Paxos-based Sharded KV Storage System
Fault-tolerant distributed key-value store built for UW CSE 452 with exactly-once RPC, Viewstamped Replication, Multi-Paxos replication groups, and sharded transactions coordinated with 2PC and 2PL.
At a Glance
The Problem
The challenge was to build a storage system that remains correct under node failures, retries, and concurrent operations while scaling beyond a single replica group. A simple key-value server was not enough; the design needed fault tolerance, transactional coordination, and shard-aware consensus to preserve correctness.
System Architecture
Correctness Guarantees, Layered
The system builds correctness incrementally — each layer assumes the guarantee below it and adds exactly one new property.

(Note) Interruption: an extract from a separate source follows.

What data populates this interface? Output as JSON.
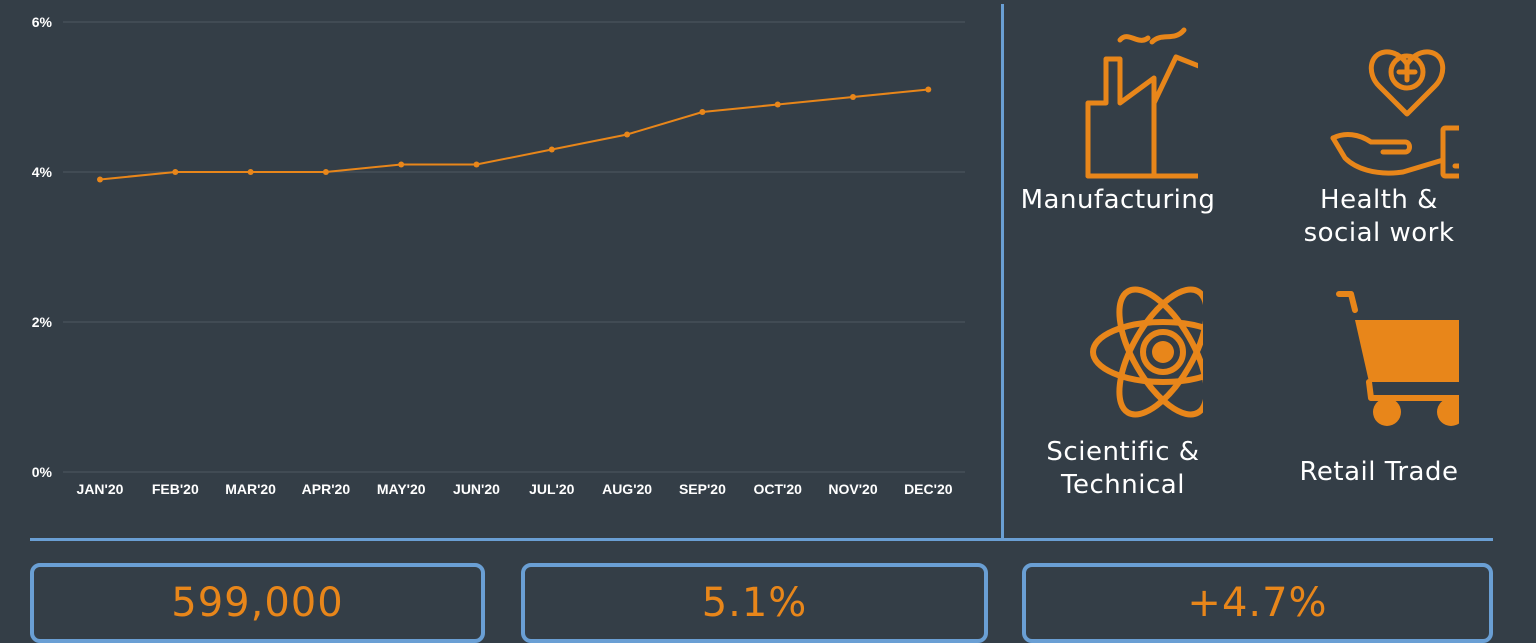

Exactly-once RPC eliminates duplicate mutations before any replication logic runs. Viewstamped Replication adds failover without data loss. Multi-Paxos provides shard-level consensus with a stable leader. Two-phase commit and locking tie it all together for cross-shard atomicity.

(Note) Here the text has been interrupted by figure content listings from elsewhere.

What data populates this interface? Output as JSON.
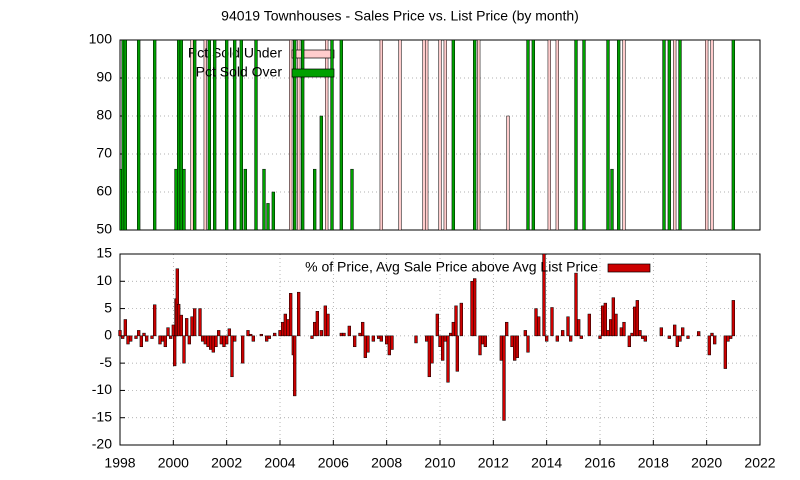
{
  "chart_data": [
    {
      "type": "bar",
      "title": "94019 Townhouses - Sales Price vs. List Price (by month)",
      "x": [
        1998.04,
        1998.12,
        1998.2,
        1998.7,
        1999.3,
        2000.1,
        2000.2,
        2000.3,
        2000.4,
        2000.7,
        2000.8,
        2001.2,
        2001.35,
        2001.55,
        2002.0,
        2002.3,
        2002.55,
        2002.7,
        2003.1,
        2003.4,
        2003.55,
        2003.75,
        2004.4,
        2004.55,
        2004.7,
        2004.85,
        2005.3,
        2005.55,
        2005.75,
        2005.95,
        2006.3,
        2006.7,
        2007.8,
        2008.5,
        2009.4,
        2009.5,
        2010.0,
        2010.2,
        2010.5,
        2011.3,
        2011.45,
        2012.55,
        2013.3,
        2013.5,
        2014.1,
        2014.4,
        2015.1,
        2015.4,
        2016.3,
        2016.45,
        2016.7,
        2016.9,
        2018.4,
        2018.6,
        2018.8,
        2019.0,
        2020.0,
        2020.2,
        2021.0
      ],
      "series": [
        {
          "name": "Pct Sold Under",
          "color": "#ffcccc",
          "values": [
            null,
            null,
            null,
            null,
            null,
            null,
            null,
            null,
            null,
            100,
            null,
            100,
            null,
            null,
            null,
            null,
            null,
            null,
            null,
            null,
            null,
            null,
            100,
            null,
            100,
            null,
            null,
            null,
            100,
            null,
            null,
            null,
            100,
            100,
            100,
            100,
            100,
            100,
            null,
            null,
            100,
            80,
            null,
            null,
            100,
            100,
            null,
            null,
            null,
            null,
            null,
            100,
            null,
            null,
            100,
            null,
            100,
            100,
            null
          ]
        },
        {
          "name": "Pct Sold Over",
          "color": "#00a000",
          "values": [
            66,
            100,
            100,
            100,
            100,
            66,
            100,
            100,
            66,
            null,
            100,
            null,
            100,
            100,
            100,
            100,
            100,
            66,
            100,
            66,
            57,
            60,
            null,
            100,
            null,
            100,
            66,
            80,
            null,
            100,
            100,
            66,
            null,
            null,
            null,
            null,
            null,
            null,
            100,
            100,
            null,
            null,
            100,
            100,
            null,
            null,
            100,
            100,
            100,
            66,
            100,
            null,
            100,
            100,
            null,
            100,
            null,
            null,
            100
          ]
        }
      ],
      "xlim": [
        1998,
        2022
      ],
      "ylim": [
        50,
        100
      ],
      "yticks": [
        50,
        60,
        70,
        80,
        90,
        100
      ],
      "grid": true,
      "legend": "top left"
    },
    {
      "type": "bar",
      "x": [
        1998.0,
        1998.1,
        1998.2,
        1998.3,
        1998.4,
        1998.6,
        1998.7,
        1998.8,
        1998.9,
        1999.0,
        1999.2,
        1999.3,
        1999.5,
        1999.6,
        1999.7,
        1999.8,
        1999.9,
        2000.0,
        2000.05,
        2000.1,
        2000.15,
        2000.2,
        2000.3,
        2000.4,
        2000.5,
        2000.6,
        2000.7,
        2000.8,
        2001.0,
        2001.1,
        2001.2,
        2001.3,
        2001.4,
        2001.5,
        2001.6,
        2001.7,
        2001.8,
        2001.9,
        2002.0,
        2002.1,
        2002.2,
        2002.3,
        2002.6,
        2002.8,
        2002.9,
        2003.0,
        2003.3,
        2003.5,
        2003.6,
        2003.8,
        2004.0,
        2004.1,
        2004.2,
        2004.3,
        2004.4,
        2004.5,
        2004.55,
        2004.7,
        2005.2,
        2005.3,
        2005.4,
        2005.55,
        2005.7,
        2005.8,
        2006.3,
        2006.4,
        2006.6,
        2006.8,
        2007.0,
        2007.1,
        2007.2,
        2007.3,
        2007.5,
        2007.7,
        2007.8,
        2008.0,
        2008.1,
        2008.2,
        2009.1,
        2009.5,
        2009.6,
        2009.7,
        2009.9,
        2010.0,
        2010.1,
        2010.2,
        2010.3,
        2010.4,
        2010.5,
        2010.6,
        2010.65,
        2010.8,
        2011.2,
        2011.3,
        2011.5,
        2011.6,
        2011.7,
        2012.3,
        2012.4,
        2012.5,
        2012.7,
        2012.8,
        2012.9,
        2013.2,
        2013.3,
        2013.6,
        2013.7,
        2013.9,
        2014.0,
        2014.2,
        2014.4,
        2014.6,
        2014.8,
        2014.9,
        2015.1,
        2015.2,
        2015.3,
        2015.6,
        2016.0,
        2016.1,
        2016.2,
        2016.3,
        2016.4,
        2016.5,
        2016.6,
        2016.8,
        2016.9,
        2017.1,
        2017.2,
        2017.3,
        2017.4,
        2017.5,
        2017.6,
        2017.7,
        2018.3,
        2018.6,
        2018.8,
        2018.9,
        2019.0,
        2019.1,
        2019.3,
        2019.7,
        2020.1,
        2020.2,
        2020.3,
        2020.6,
        2020.7,
        2020.8,
        2020.9,
        2021.0
      ],
      "series": [
        {
          "name": "% of Price, Avg Sale Price above Avg List Price",
          "color": "#cc0000",
          "values": [
            1,
            -0.5,
            3,
            -1.5,
            -1,
            -0.5,
            1,
            -2,
            0.5,
            -1,
            -0.5,
            5.7,
            -1.5,
            -1,
            -2,
            1.5,
            -0.5,
            2,
            -5.5,
            6.8,
            12.3,
            5.8,
            3.8,
            -5,
            3.2,
            -1.5,
            3.5,
            5,
            5,
            -1,
            -1.5,
            -2,
            -2.5,
            -3,
            -2,
            1,
            -1.5,
            -2,
            -1.5,
            1.3,
            -7.5,
            -1,
            -5,
            1,
            0.3,
            -1,
            0.3,
            -1,
            -0.5,
            0.5,
            1,
            2.5,
            4,
            3,
            7.8,
            -3.5,
            -11,
            8,
            -0.5,
            2.5,
            4.5,
            1,
            5.5,
            4,
            0.5,
            0.5,
            1.8,
            -2,
            0.5,
            2.5,
            -4,
            -3,
            -1,
            -0.5,
            -1,
            -1.5,
            -3.5,
            -2.5,
            -1.3,
            -1,
            -7.5,
            -5,
            4,
            -2,
            -4.5,
            -1,
            -8.5,
            0.5,
            2.5,
            5.5,
            -6.5,
            6,
            10,
            10.5,
            -3.5,
            -1.5,
            -2,
            -4.5,
            -15.5,
            2.5,
            -2,
            -4.5,
            -4,
            1,
            -3,
            5,
            3.5,
            15,
            -1,
            5.2,
            -1,
            1,
            3.5,
            -1,
            11.5,
            3,
            -0.5,
            4,
            -0.5,
            5.5,
            6,
            1,
            3,
            7,
            4,
            1.5,
            2.5,
            -2,
            0.5,
            5.3,
            6.5,
            1,
            -0.5,
            -1,
            1.5,
            -0.5,
            2,
            -2,
            -1,
            1.5,
            -0.5,
            0.8,
            -3.5,
            0.5,
            -1.5,
            0,
            -6,
            -1,
            -0.5,
            6.5
          ]
        }
      ],
      "xlim": [
        1998,
        2022
      ],
      "xticks": [
        1998,
        2000,
        2002,
        2004,
        2006,
        2008,
        2010,
        2012,
        2014,
        2016,
        2018,
        2020,
        2022
      ],
      "ylim": [
        -20,
        15
      ],
      "yticks": [
        -20,
        -15,
        -10,
        -5,
        0,
        5,
        10,
        15
      ],
      "grid": true,
      "legend": "top right"
    }
  ]
}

Client assigns each request a (clientId, seqNum) pair. The server maintains a per-client deduplication table so retried requests are identified and their cached result returned — never re-applied.
Primary-backup replication with view changes on failure. A new primary is elected from the replica set, state is reconciled, and the group resumes without data loss. Exactly-once semantics are preserved across view changes.
Each shard is backed by a dedicated Paxos replica group. A stable leader drives all proposals for its group; Phase 1 (Prepare) is skipped after leader election. Log-based state machine replication ensures all replicas converge to the same committed history.
Cross-shard operations coordinate through a two-phase commit protocol. Each shard-participant uses two-phase locking to prevent concurrent transactions from interleaving. The coordinator logs its decision before issuing Commit so crash recovery is deterministic.
Protocol Flows
Two core protocols drive correctness in this system. Paxos consensus handles single-shard replication — the leader drives prepare and accept rounds to commit each log entry. Two-phase commit coordinates cross-shard transactions, with 2PL ensuring participants hold locks through the commit decision. Click any step to inspect the protocol message.
Key Decisions
- 1
Implemented exactly-once RPC first so all higher-level replication logic could assume idempotent client semantics.
- 2
Used Viewstamped Replication for the primary-backup stage to keep failover logic explicit before introducing full Paxos groups.
- 3
Combined Multi-Paxos replica groups with shard ownership to avoid a single consensus domain becoming the bottleneck.
- 4
Applied 2PC and 2PL for cross-shard transactions, trading latency for correctness and easier reasoning about consistency.
Outcomes
- Delivered a working sharded KV store for CSE 452 with replication, transactions, and fault-tolerance mechanisms implemented end-to-end.
- Demonstrated strong consistency across distributed nodes in a course project setting modeled after production distributed databases.
- Built reusable understanding of consensus, leader failover, and distributed transaction tradeoffs for later systems design work.
Lessons Learned
- 1Exactly-once semantics are foundational — retry behavior becomes chaos if deduplication is not designed early.
- 2Consensus solves agreement, not end-to-end system design; transaction coordination and locking still dominate complexity.
- 3Sharding helps scalability, but cross-shard correctness reintroduces coordination costs very quickly.
- 4Course projects are an excellent place to feel the operational pain of distributed systems before facing it in production.